Bug 1554921

Summary:	prometheus deployment fails in OCP3.7 on AWS platform with EBS storage
Product:	OpenShift Container Platform	Reporter:	mmariyan
Component:	Installer	Assignee:	Paul Gier <pgier>
Status:	CLOSED ERRATA	QA Contact:	Junqi Zhao <juzhao>
Severity:	medium	Docs Contact:
Priority:	medium
Version:	3.9.0	CC:	aos-bugs, aos-storage-staff, avagarwa, bchilds, decarr, jdesousa, jokerman, juzhao, mmariyan, mmccomas, pgier, wmeng
Target Milestone:	---
Target Release:	3.11.0
Hardware:	Unspecified
OS:	Unspecified
Whiteboard:
Fixed In Version:		Doc Type:	Known Issue
Doc Text:	Cause: Installing prometheus in a multi-zone/region cluster using dynamic storage provisioning causes the prometheus pod to become unschedulable in some cases. Consequence: The prometheus pod requires three PVs (physical volumes): one for the prometheus server, one for the alertmanager, and one for the alert-buffer. In a multi-zone cluster with dynamic storage, it's possible that one or more of these volumes are allocated in a different zone than the others. This causes the prometheus pod to become unschedulable due to each node in the cluster only able to access PVs in it's own zone. So there is no node which can run the Prometheus pod and access all three PVs. Workaround (if any): The recommended solution is to create a storage class which restricts volumes to a single zone by using the "zone:" parameter, and assigning this storage class to the prometheus volumes using the ansible installer inventory variable "openshift_prometheus_<COMPONENT>_storage_class=<zone_restricted_storage_class>". Result: All three volumes will be created in the same zone/region, and the prometheus pod will be automatically scheduled to a node in the same zone.	Story Points:	---
Clone Of:
Clones:	1621887 (view as bug list)		Environment:
Last Closed:	2018-10-11 07:19:09 UTC	Type:	Bug
Regression:	---	Mount Type:	---
Documentation:	---	CRM:
Verified Versions:		Category:	---
oVirt Team:	---	RHEL 7.3 requirements from Atomic Host:
Cloudforms Team:	---	Target Upstream Version:
Embargoed:
Bug Depends On:
Bug Blocks:	1621887

Description mmariyan 2018-03-13 15:03:05 UTC

Description of problem:
Prometheus deployment in ocp3.7 on AWS platform with EBS storage, the prometheus playbook ends without any fail but the prometheus pod always being pending state, pod logs as follow "0/6 nodes are available: 3 CheckServiceAffinity, 3 MatchNodeSelector, 6 NoVolumeZoneConflict". 

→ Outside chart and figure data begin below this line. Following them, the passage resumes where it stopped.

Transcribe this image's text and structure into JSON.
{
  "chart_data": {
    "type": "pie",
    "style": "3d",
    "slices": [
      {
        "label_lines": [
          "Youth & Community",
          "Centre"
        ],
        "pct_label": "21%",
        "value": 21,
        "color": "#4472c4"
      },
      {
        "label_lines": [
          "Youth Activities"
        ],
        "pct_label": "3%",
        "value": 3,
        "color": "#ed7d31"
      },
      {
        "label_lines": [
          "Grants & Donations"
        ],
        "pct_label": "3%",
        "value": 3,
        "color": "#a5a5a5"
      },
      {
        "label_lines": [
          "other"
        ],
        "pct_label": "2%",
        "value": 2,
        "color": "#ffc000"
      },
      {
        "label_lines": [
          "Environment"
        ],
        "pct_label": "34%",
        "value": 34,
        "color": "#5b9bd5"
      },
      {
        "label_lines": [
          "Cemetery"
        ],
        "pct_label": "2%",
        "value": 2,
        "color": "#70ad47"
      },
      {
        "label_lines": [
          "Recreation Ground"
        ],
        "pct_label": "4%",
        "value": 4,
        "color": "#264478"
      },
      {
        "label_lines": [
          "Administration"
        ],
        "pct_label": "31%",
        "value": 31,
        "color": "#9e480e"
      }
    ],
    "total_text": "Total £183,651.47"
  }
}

Version-Release number of selected component (if applicable):


How reproducible:
prometheus deployment fails in OCP3.7 on AWS platform with EBS storage

Steps to Reproduce:
1.run the playbook 
#ansible-playbook -i <inventory-host> /usr/share/ansible/openshift-ansible/playbooks/byo/openshift-cluster/openshift-prometheus.yml [ playbook runs successfully always]
2. check pod status
3.

Actual results:
Prometheus pods always being pending state

Expected results:
Prometheus pods should run without any error

Additional info:
Tested with empty dir for Prometheus storage the Prometheus pod running successfully,

Comment 1 Avesh Agarwal 2018-03-13 15:39:07 UTC

This might be a configuration issue. Could you provide controller logs to see what is going on?

Comment 5 Juan Luis de Sousa-Valadas 2018-04-20 13:32:18 UTC

It also affects 3.9, same steps, same result.

Looks like issue: https://github.com/kubernetes/kubernetes/issues/39178

Comment 14 jmselmi 2018-08-07 18:53:02 UTC

Hello, 

I am facing the same issue on deploying prometheus on OCP3.7 on Google Storage also.
The PV are created but, the were not assigned to nodes.

The pod stuck in "pending" like forever.

Cheers,
/JM

Comment 17 Juan Luis de Sousa-Valadas 2018-08-09 10:58:45 UTC

jmselmi, this issue is not specific to AWS, every cluster which has a storage class which can provision storage bound to one AZ in multiple AZs is prone to face this issue.

You can workaround it by manually creating all the persistent volume claims in the same AZ.

Comment 24 Paul Gier 2018-08-23 16:56:49 UTC

*** Bug 1579607 has been marked as a duplicate of this bug. ***

Comment 25 Junqi Zhao 2018-08-27 00:59:58 UTC

See also Bug 1565405

Comment 26 Junqi Zhao 2018-08-29 11:10:10 UTC

workaround works

specify the zone in the StorageClass:
parameters:
  type: gp2
  zone: us-east-1d

prometheus images version:v3.11.0-0.25.0

openshift-ansible-3.11.0-0.25.0.git.0.7497e69.el7.noarch

Comment 28 errata-xmlrpc 2018-10-11 07:19:09 UTC

Since the problem described in this bug report should be
resolved in a recent advisory, it has been closed with a
resolution of ERRATA.

For information on the advisory, and where to find the updated
files, follow the link below.

If the solution does not work for you, open a new bug report.

https://access.redhat.com/errata/RHBA-2018:2652